The bridge was up ahead, much higher and broader than the one Quire and Rutherford had kept watch from. The cart was heaving up and down and from side to side as it approached. Coming to a quick calculation of where his best interest lay, Spune suddenly jumped from his seat and rolled inelegantly to a halt in a heap up against the low wall bounding the lane. Quire ran past him, interested only in the chief of this particular gang. If Baird would not let him pursue Ruthven and Blegg, and wanted him chasing Merry Andrew instead, that was what he would get, and let him try to complain about Quire’s inability to take instruction then.

The clatter of the cart’s wheels took on a deeper, heavier sound as it rattled out on to the bridge.

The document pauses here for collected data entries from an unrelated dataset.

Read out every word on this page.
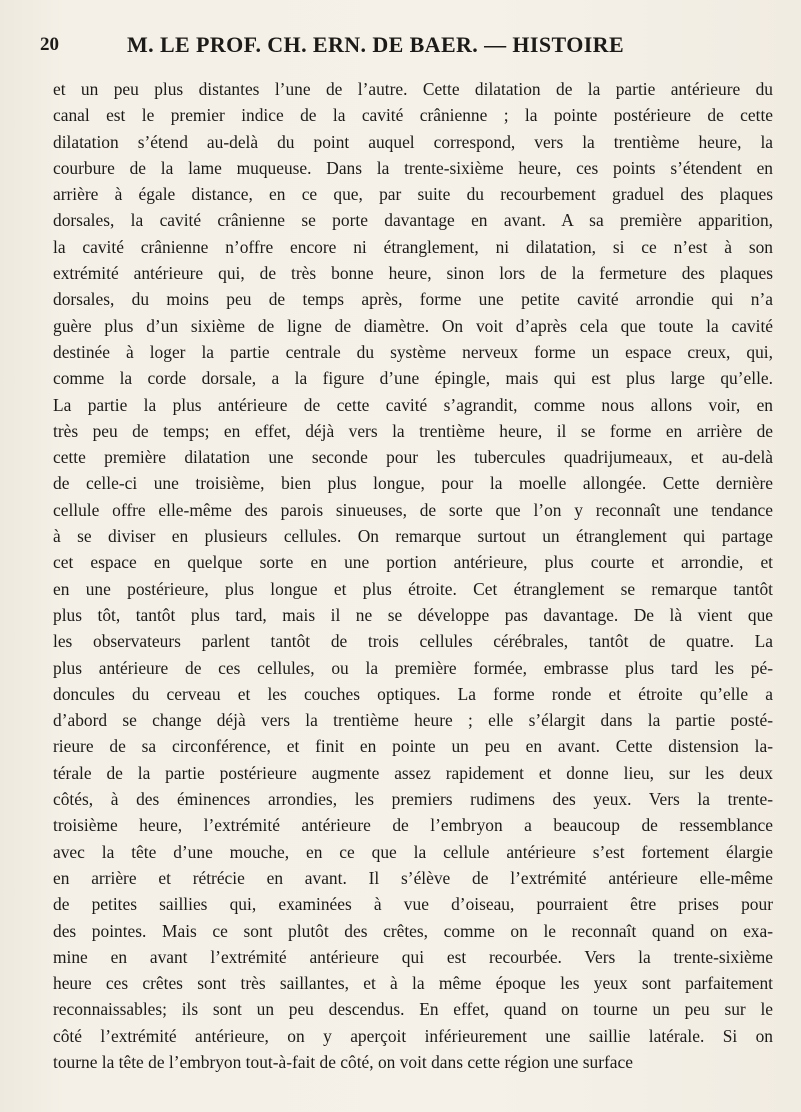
20	M. LE PROF. CH. ERN. DE BAER. — HISTOIRE
et un peu plus distantes l’une de l’autre. Cette dilatation de la partie antérieure du
canal est le premier indice de la cavité crânienne ; la pointe postérieure de cette
dilatation s’étend au-delà du point auquel correspond, vers la trentième heure, la
courbure de la lame muqueuse. Dans la trente-sixième heure, ces points s’étendent en
arrière à égale distance, en ce que, par suite du recourbement graduel des plaques
dorsales, la cavité crânienne se porte davantage en avant. A sa première apparition,
la cavité crânienne n’offre encore ni étranglement, ni dilatation, si ce n’est à son
extrémité antérieure qui, de très bonne heure, sinon lors de la fermeture des plaques
dorsales, du moins peu de temps après, forme une petite cavité arrondie qui n’a
guère plus d’un sixième de ligne de diamètre. On voit d’après cela que toute la cavité
destinée à loger la partie centrale du système nerveux forme un espace creux, qui,
comme la corde dorsale, a la figure d’une épingle, mais qui est plus large qu’elle.
La partie la plus antérieure de cette cavité s’agrandit, comme nous allons voir, en
très peu de temps; en effet, déjà vers la trentième heure, il se forme en arrière de
cette première dilatation une seconde pour les tubercules quadrijumeaux, et au-delà
de celle-ci une troisième, bien plus longue, pour la moelle allongée. Cette dernière
cellule offre elle-même des parois sinueuses, de sorte que l’on y reconnaît une tendance
à se diviser en plusieurs cellules. On remarque surtout un étranglement qui partage
cet espace en quelque sorte en une portion antérieure, plus courte et arrondie, et
en une postérieure, plus longue et plus étroite. Cet étranglement se remarque tantôt
plus tôt, tantôt plus tard, mais il ne se développe pas davantage. De là vient que
les observateurs parlent tantôt de trois cellules cérébrales, tantôt de quatre. La
plus antérieure de ces cellules, ou la première formée, embrasse plus tard les pé-
doncules du cerveau et les couches optiques. La forme ronde et étroite qu’elle a
d’abord se change déjà vers la trentième heure ; elle s’élargit dans la partie posté-
rieure de sa circonférence, et finit en pointe un peu en avant. Cette distension la-
térale de la partie postérieure augmente assez rapidement et donne lieu, sur les deux
côtés, à des éminences arrondies, les premiers rudimens des yeux. Vers la trente-
troisième heure, l’extrémité antérieure de l’embryon a beaucoup de ressemblance
avec la tête d’une mouche, en ce que la cellule antérieure s’est fortement élargie
en arrière et rétrécie en avant. Il s’élève de l’extrémité antérieure elle-même
de petites saillies qui, examinées à vue d’oiseau, pourraient être prises pour
des pointes. Mais ce sont plutôt des crêtes, comme on le reconnaît quand on exa-
mine en avant l’extrémité antérieure qui est recourbée. Vers la trente-sixième
heure ces crêtes sont très saillantes, et à la même époque les yeux sont parfaitement
reconnaissables; ils sont un peu descendus. En effet, quand on tourne un peu sur le
côté l’extrémité antérieure, on y aperçoit inférieurement une saillie latérale. Si on
tourne la tête de l’embryon tout-à-fait de côté, on voit dans cette région une surface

The wind, much brisker up on this exposed viaduct, snapped the hat from Merry Andrew’s head and sent it tumbling out over the parapet and spinning down towards the river far below.

It took Quire several paces to catch the wagon, and get a grip he could trust on its bucking bed. His weaker left arm ached at the exertion. Man and cart, the one clutching the other with fierce determination, flashed by a couple of washerwomen, who stopped and stared at the unlikely coupling.

Quire jumped up, and flung himself on to the back of the cart. It bounced and smacked him hard in the face and chest as he came down, which did nothing to improve his humour. He looked up from his prone position. Merry Andrew seemed oblivious to his arrival, and was lashing at the horse with ever more wild abandon. A long roll of white cloth, tied with coarse rope and containing something heavy to judge by the way it thumped up and down, lay close to Quire.

He got carefully on to one knee, swaying from side to side, and edged himself further up the cart’s length, all the while clinging to the side.

“I think you’re done now,” he shouted to Merry Andrew.

Who looked round, at first startled and then fiercely resolved. Twisting on his seat, he raised the switch with which he had been belabouring the horse.